I have been trying to do ligand docking using the tutorial provided here (https://www.rosettacommons.org/demos/latest/tutorials/ligand_docking/ligand_docking_tutorial) and try to dock some of my molecules onto a protein. Before docking, I relaxed the receptors. The dock does not place the ligands into any pocket. It just keeps it floating on the surface. Also, for some of the molecules, the docking does not even happen. Please see the pictures attached. I used the exact same parameters provided in the tutorial. Is there a way to make it look for pockets globally and tune anything so that the protocol can find deep pockets? We ran the same simulations using Autodock and the autodock actually docked the ligands into the pockets.
The RosettaLigand docking protocol doesn't have any pocket detection logic -- it relies on you to start the ligand in approximately the correct location. (Normally within 5 Ang or so.) If you start your ligand in a random location (which is effectively what you're doing if you try to dock without specifiying a starting location), Rosetta will attempt to dock at that location, which may be quite far from the pocket you want, or even quite far from the protein.
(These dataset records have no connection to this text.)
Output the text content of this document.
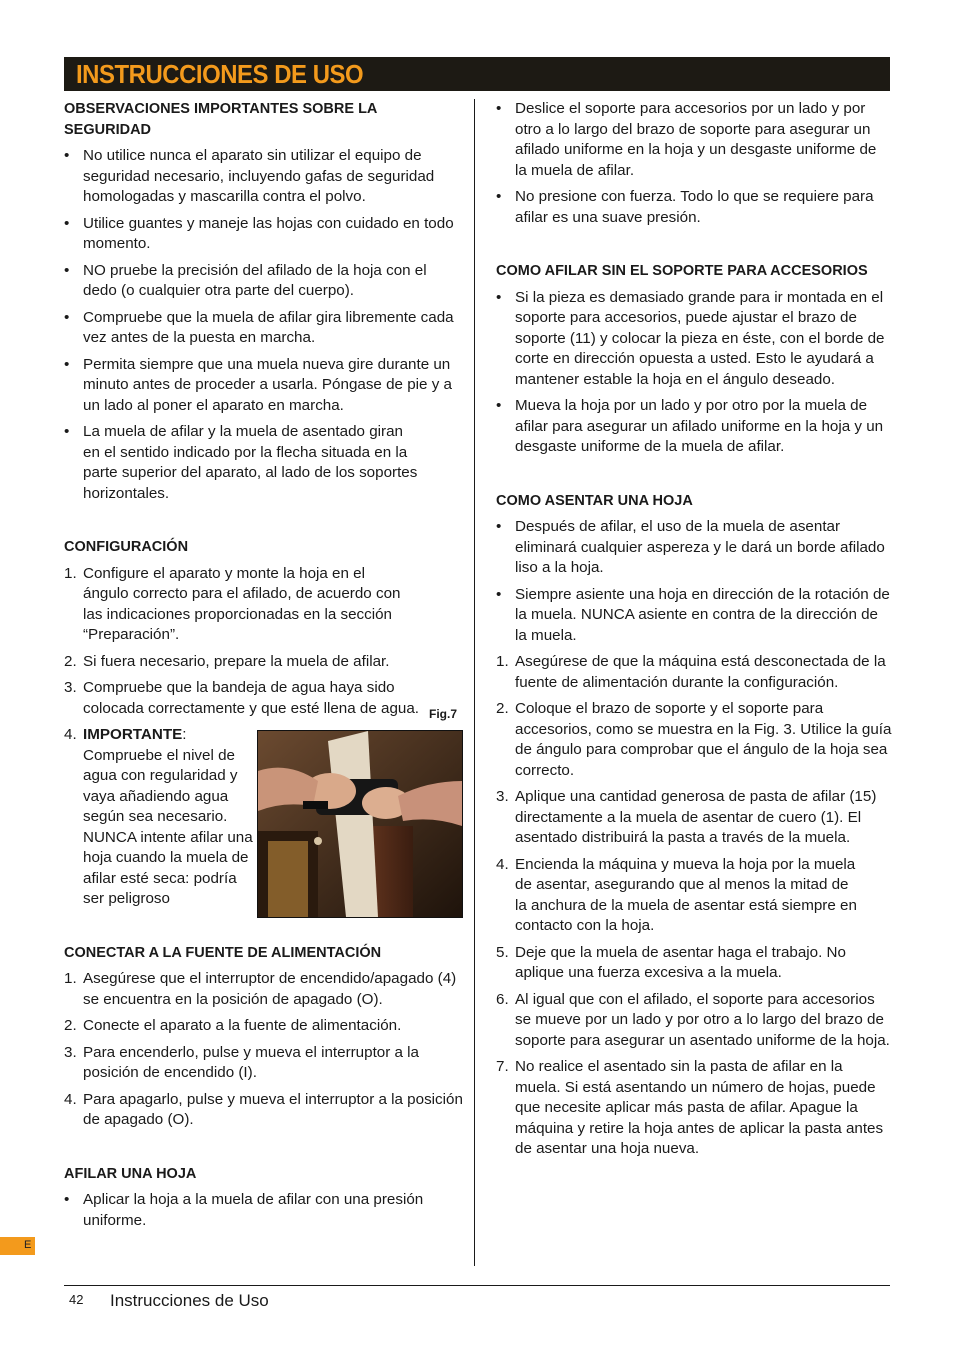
INSTRUCCIONES DE USO
OBSERVACIONES IMPORTANTES SOBRE LA SEGURIDAD
• No utilice nunca el aparato sin utilizar el equipo de seguridad necesario, incluyendo gafas de seguridad homologadas y mascarilla contra el polvo.
• Utilice guantes y maneje las hojas con cuidado en todo momento.
• NO pruebe la precisión del afilado de la hoja con el dedo (o cualquier otra parte del cuerpo).
• Compruebe que la muela de afilar gira libremente cada vez antes de la puesta en marcha.
• Permita siempre que una muela nueva gire durante un minuto antes de proceder a usarla. Póngase de pie y a un lado al poner el aparato en marcha.
• La muela de afilar y la muela de asentado giran en el sentido indicado por la flecha situada en la parte superior del aparato, al lado de los soportes horizontales.
CONFIGURACIÓN
1. Configure el aparato y monte la hoja en el ángulo correcto para el afilado, de acuerdo con las indicaciones proporcionadas en la sección “Preparación”.
2. Si fuera necesario, prepare la muela de afilar.
3. Compruebe que la bandeja de agua haya sido colocada correctamente y que esté llena de agua.
4. IMPORTANTE:
Compruebe el nivel de agua con regularidad y vaya añadiendo agua según sea necesario. NUNCA intente afilar una hoja cuando la muela de afilar esté seca: podría ser peligroso
CONECTAR A LA FUENTE DE ALIMENTACIÓN
1. Asegúrese que el interruptor de encendido/apagado (4) se encuentra en la posición de apagado (O).
2. Conecte el aparato a la fuente de alimentación.
3. Para encenderlo, pulse y mueva el interruptor a la posición de encendido (I).
4. Para apagarlo, pulse y mueva el interruptor a la posición de apagado (O).
AFILAR UNA HOJA
• Aplicar la hoja a la muela de afilar con una presión uniforme.
Fig.7
• Deslice el soporte para accesorios por un lado y por otro a lo largo del brazo de soporte para asegurar un afilado uniforme en la hoja y un desgaste uniforme de la muela de afilar.
• No presione con fuerza. Todo lo que se requiere para afilar es una suave presión.
COMO AFILAR SIN EL SOPORTE PARA ACCESORIOS
• Si la pieza es demasiado grande para ir montada en el soporte para accesorios, puede ajustar el brazo de soporte (11) y colocar la pieza en éste, con el borde de corte en dirección opuesta a usted. Esto le ayudará a mantener estable la hoja en el ángulo deseado.
• Mueva la hoja por un lado y por otro por la muela de afilar para asegurar un afilado uniforme en la hoja y un desgaste uniforme de la muela de afilar.
COMO ASENTAR UNA HOJA
• Después de afilar, el uso de la muela de asentar eliminará cualquier aspereza y le dará un borde afilado liso a la hoja.
• Siempre asiente una hoja en dirección de la rotación de la muela. NUNCA asiente en contra de la dirección de la muela.
1. Asegúrese de que la máquina está desconectada de la fuente de alimentación durante la configuración.
2. Coloque el brazo de soporte y el soporte para accesorios, como se muestra en la Fig. 3. Utilice la guía de ángulo para comprobar que el ángulo de la hoja sea correcto.
3. Aplique una cantidad generosa de pasta de afilar (15) directamente a la muela de asentar de cuero (1). El asentado distribuirá la pasta a través de la muela.
4. Encienda la máquina y mueva la hoja por la muela de asentar, asegurando que al menos la mitad de la anchura de la muela de asentar está siempre en contacto con la hoja.
5. Deje que la muela de asentar haga el trabajo. No aplique una fuerza excesiva a la muela.
6. Al igual que con el afilado, el soporte para accesorios se mueve por un lado y por otro a lo largo del brazo de soporte para asegurar un asentado uniforme de la hoja.
7. No realice el asentado sin la pasta de afilar en la muela. Si está asentando un número de hojas, puede que necesite aplicar más pasta de afilar. Apague la máquina y retire la hoja antes de aplicar la pasta antes de asentar una hoja nueva.
E
42 Instrucciones de Uso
What you'll need to do is either take the ligand in your starting structure and manually move it to approximately the location where you want it to be docked, or use the StartFrom mover from within the RosettaLigand XML to specify where it should be docked.
With the most recent weekly releases, there's facilities to do a multi-start ligand docking, where you can specify multiple locations. This way you can set up starting locations across the surface of the protein and let Rosetta search all of them. (Note you'll get results from each starting location -- you'll need to filter your output results to pick only the top structures. But that's something that you'll be doing anyway - you just need to adjust the stringency.)